The Simplicity of the Gospel of Christ


When asked about salvation, or the gospel, teachers, preachers, and seminary scholars will immediately refer to any number of scripture passages and then tell you what they think it means. And, I might add, they do it for good reason. The Bible is filled with teaching about this topic and if you read the Bible much they are hard to miss. Many people will select John 3 to make their case for salvation. It is a great chapter. I can’t get past John 1. That’s where I drive my stake in the ground.

The Gospel of John, the latest of the gospels, was written some 40 years after Jesus lived on earth and ascended to the Father. Most scholars agree the writer was John the disciple of Jesus from the great city of Ephesus. What a book! It begins with teaching about the divinity of Jesus, his eternal attributes, and ends with the resurrection. John covers only a few of the great miracles (Signs) of Jesus the God man and ends with these words in the 20th chapter.

30 Now Jesus did many other signs in the presence of the disciples, which are not written in this book; 31 but these are written so that you may believe that Jesus is the Christ, the Son of God, and that by believing you may have life in his name.” This is the heart of the good news about Jesus and God’s work through Him for the sake of ungodly sinners. Being saved by believing doesn’t fit some denominational particulars and others will insist that there is much more. Before someone’s eyes bleed will you stay with me for a while?

Before we get wrapped up into a fury let’s take a deep breath and go back to a passage of scripture in John 1.

11 He came to his own, and his own people did not receive him. 12 But to all who did receive him, who believed in his name, he gave the right to become children of God, 13 who were born, not of blood nor of the will of the flesh nor of the will of man, but of God.”

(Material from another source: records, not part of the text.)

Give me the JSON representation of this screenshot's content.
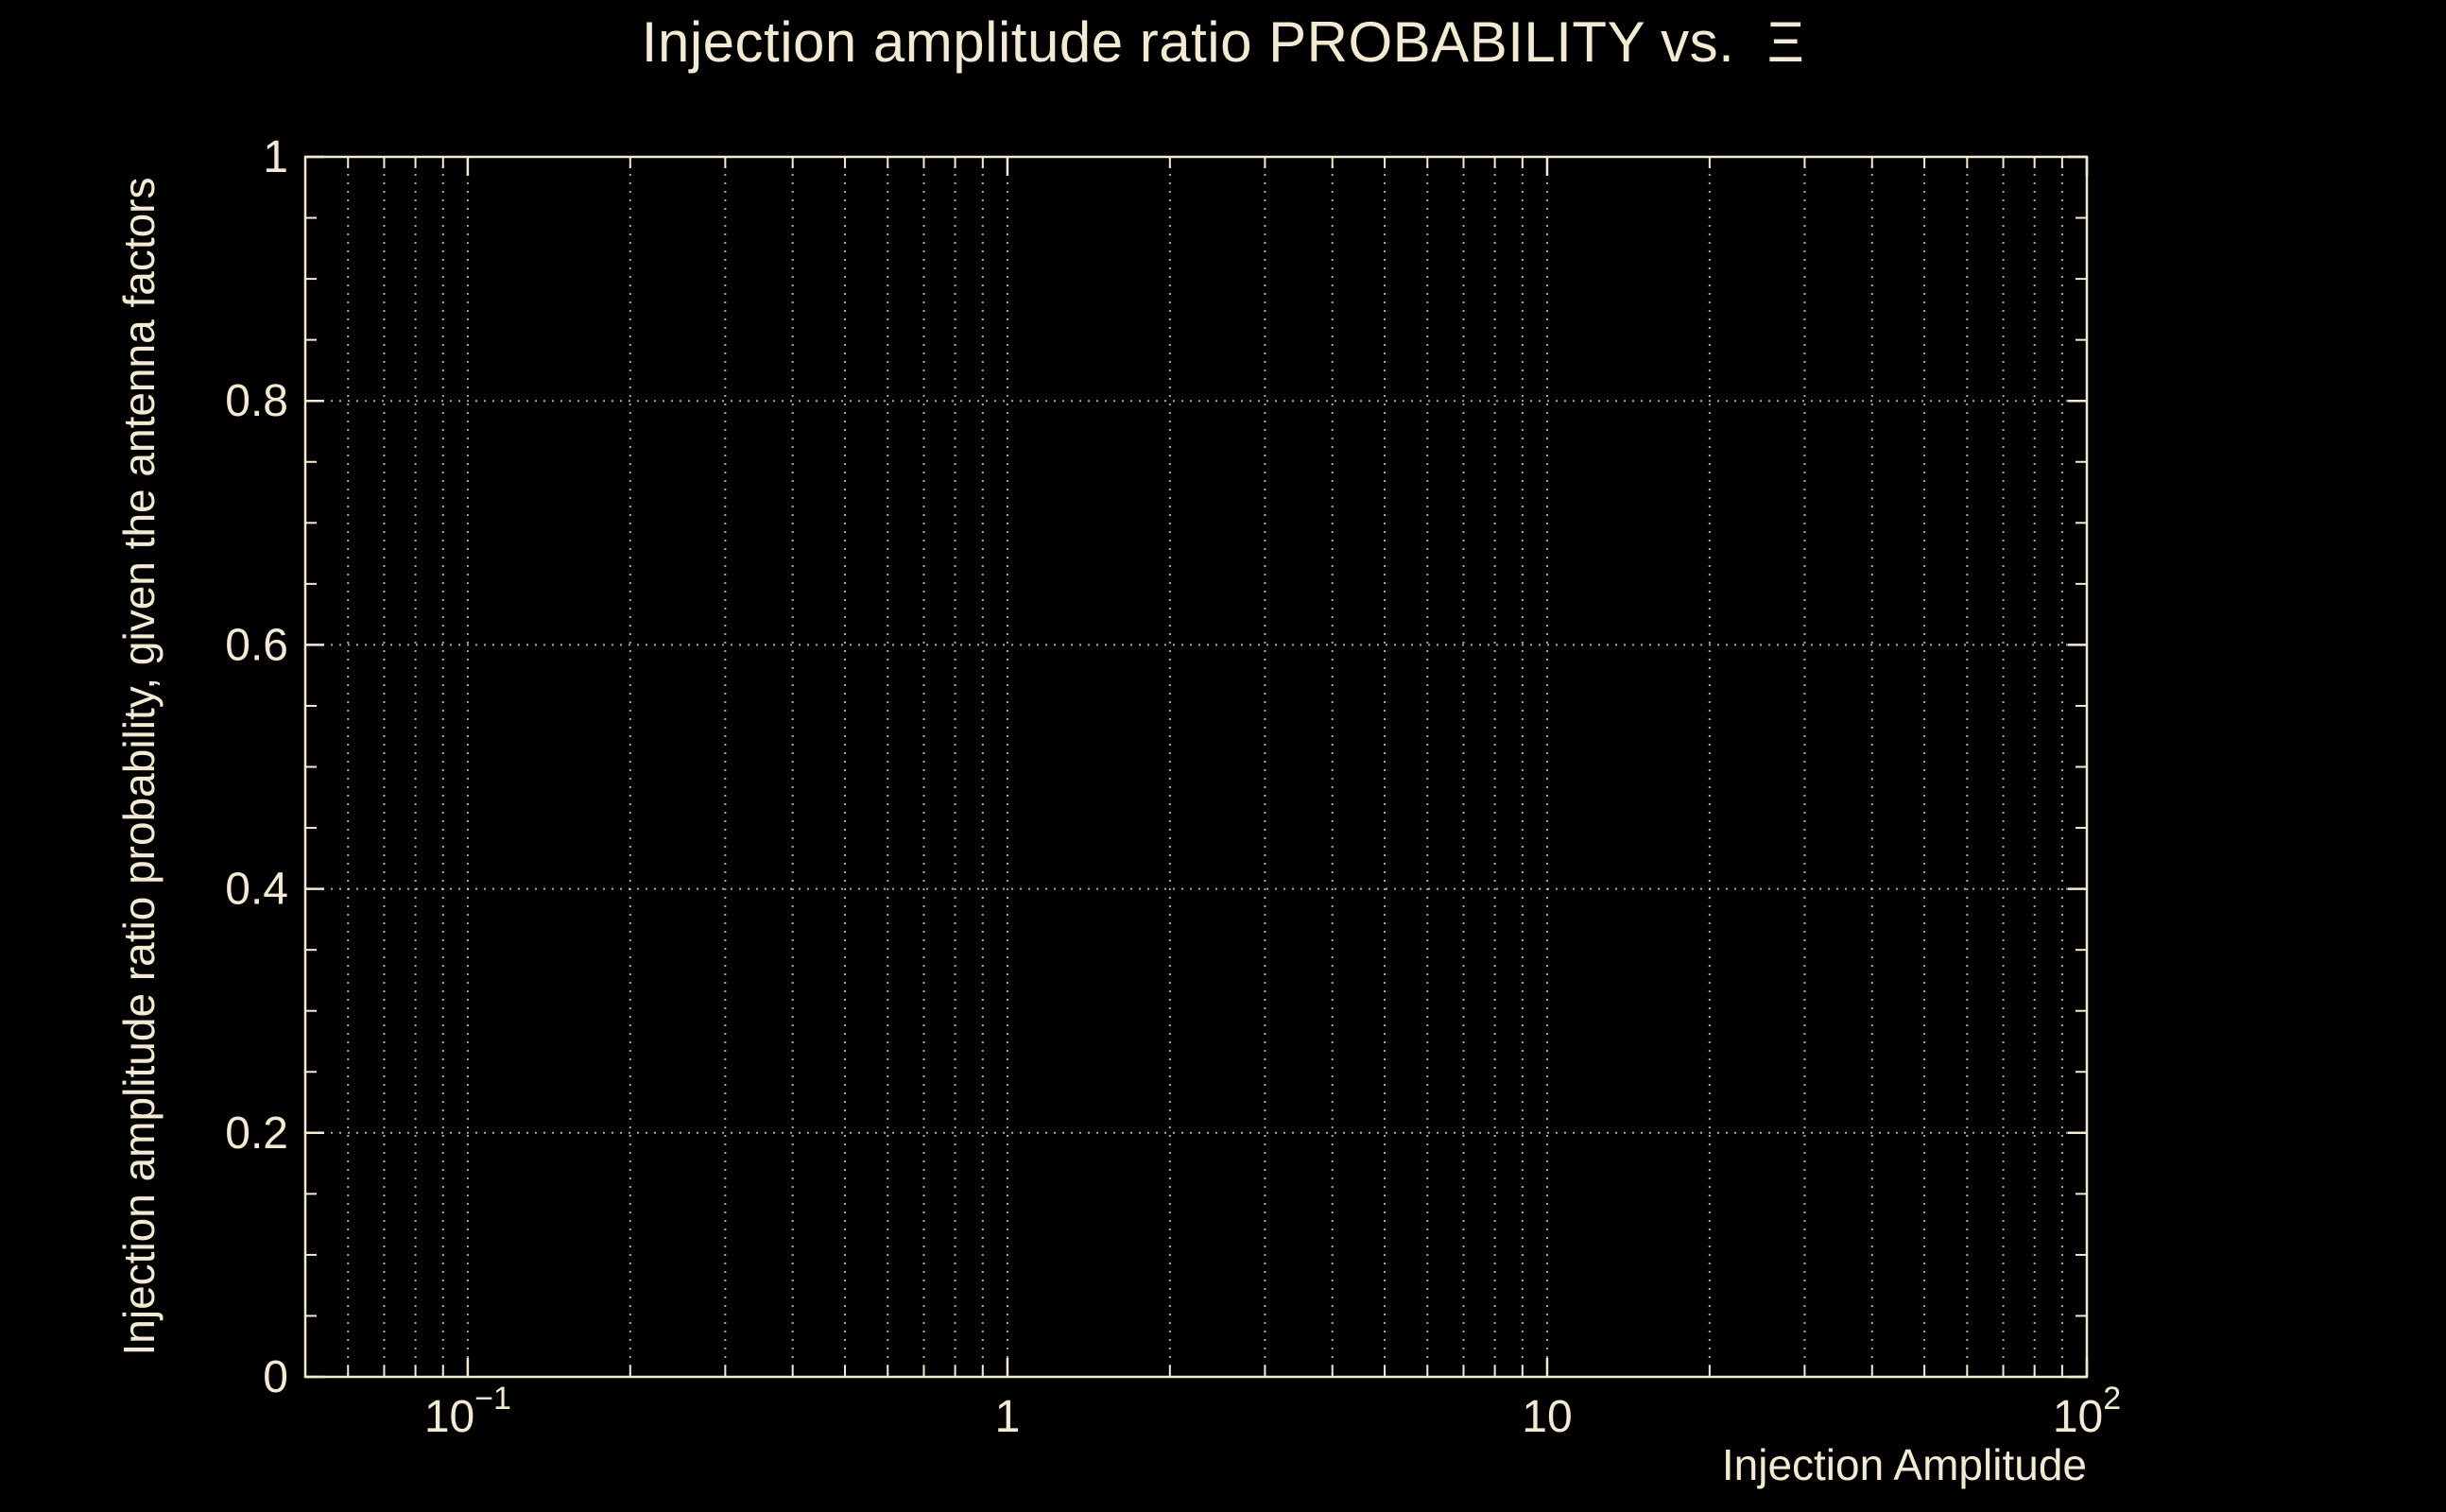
{
  "figure": {
    "background": "#000000",
    "foreground": "#F3EAD3",
    "grid_color": "#F3EAD3"
  },
  "chart_data": {
    "type": "line",
    "title": "Injection amplitude ratio PROBABILITY vs.  Ξ",
    "xlabel": "Injection Amplitude",
    "ylabel": "Injection amplitude ratio probability, given the antenna factors",
    "x_scale": "log",
    "y_scale": "linear",
    "xlim": [
      0.05,
      100
    ],
    "ylim": [
      0,
      1
    ],
    "grid": "on",
    "x_minor_grid": "on",
    "legend": "none",
    "xticks": [
      {
        "value": 0.1,
        "label": "10",
        "exponent": "−1"
      },
      {
        "value": 1,
        "label": "1"
      },
      {
        "value": 10,
        "label": "10"
      },
      {
        "value": 100,
        "label": "10",
        "exponent": "2"
      }
    ],
    "yticks": [
      {
        "value": 0,
        "label": "0"
      },
      {
        "value": 0.2,
        "label": "0.2"
      },
      {
        "value": 0.4,
        "label": "0.4"
      },
      {
        "value": 0.6,
        "label": "0.6"
      },
      {
        "value": 0.8,
        "label": "0.8"
      },
      {
        "value": 1,
        "label": "1"
      }
    ],
    "y_minor_tick_step": 0.05,
    "series": []
  }
}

This is the way God saves sinners. It was true 40 or so years after Jesus left earth and went back to the side of the Father. It was true on the day of his resurrection, it was true on the day of Pentecost, and it is true today. He doesn’t have any other way to make a sinner fit for heaven. So…let’s take a look at what is said here.

“His own people” , the Jews largely rejected Him. Why? He didn’t fit their religious mold. Their merit based religious acts meant nothing to Him. When questioned by a member of the Jews’ highest court Jesus insisted that Nicodemus and everyone else needed to be born again. And how were they to do that? Not by another birth like the one he had already had but by simply believing, John 3:14–16

[14] And as Moses lifted up the serpent in the wilderness, so must the Son of Man be lifted up, [15] that whoever believes in him may have eternal life

[16] “For God so loved the world, that he gave his only Son, that whoever believes in him should not perish but have eternal life.

How many times does God need to say it? You must grapple with this question. Is Jesus enough? Of course he is, but by thousands and millions of people, even religious people, just can’t accept that Jesus is enough. Many, many people, well meaning people, think Jesus needs some help. So they go through rites and rituals, they chant some words to impress upon God how faithful they are, they baptize, they adhere strictly to their group’s rules, they keep holy days, they stick to dietary rules, they give money, all in a failed effort to get God to like them more than he already might. And, listen carefully, it’s all a waste of time and proves to God that you don’t think what God accomplished in the doing and dying of Jesus is quite enough. So you reject his offer of believing in Jesus.

“All” who receive Him, “All” who believe have the God given right to become children of God. Not by the will of the “flesh”, not of the will of “man” but of God.

If you have not already, will you become the “Who” of John 1:12,13

The “who” received Him are the “who” that believed in Him are the “who” that become children of God and have been born again so they also have new life, eternal life, through the one who alone could say “I am the life”.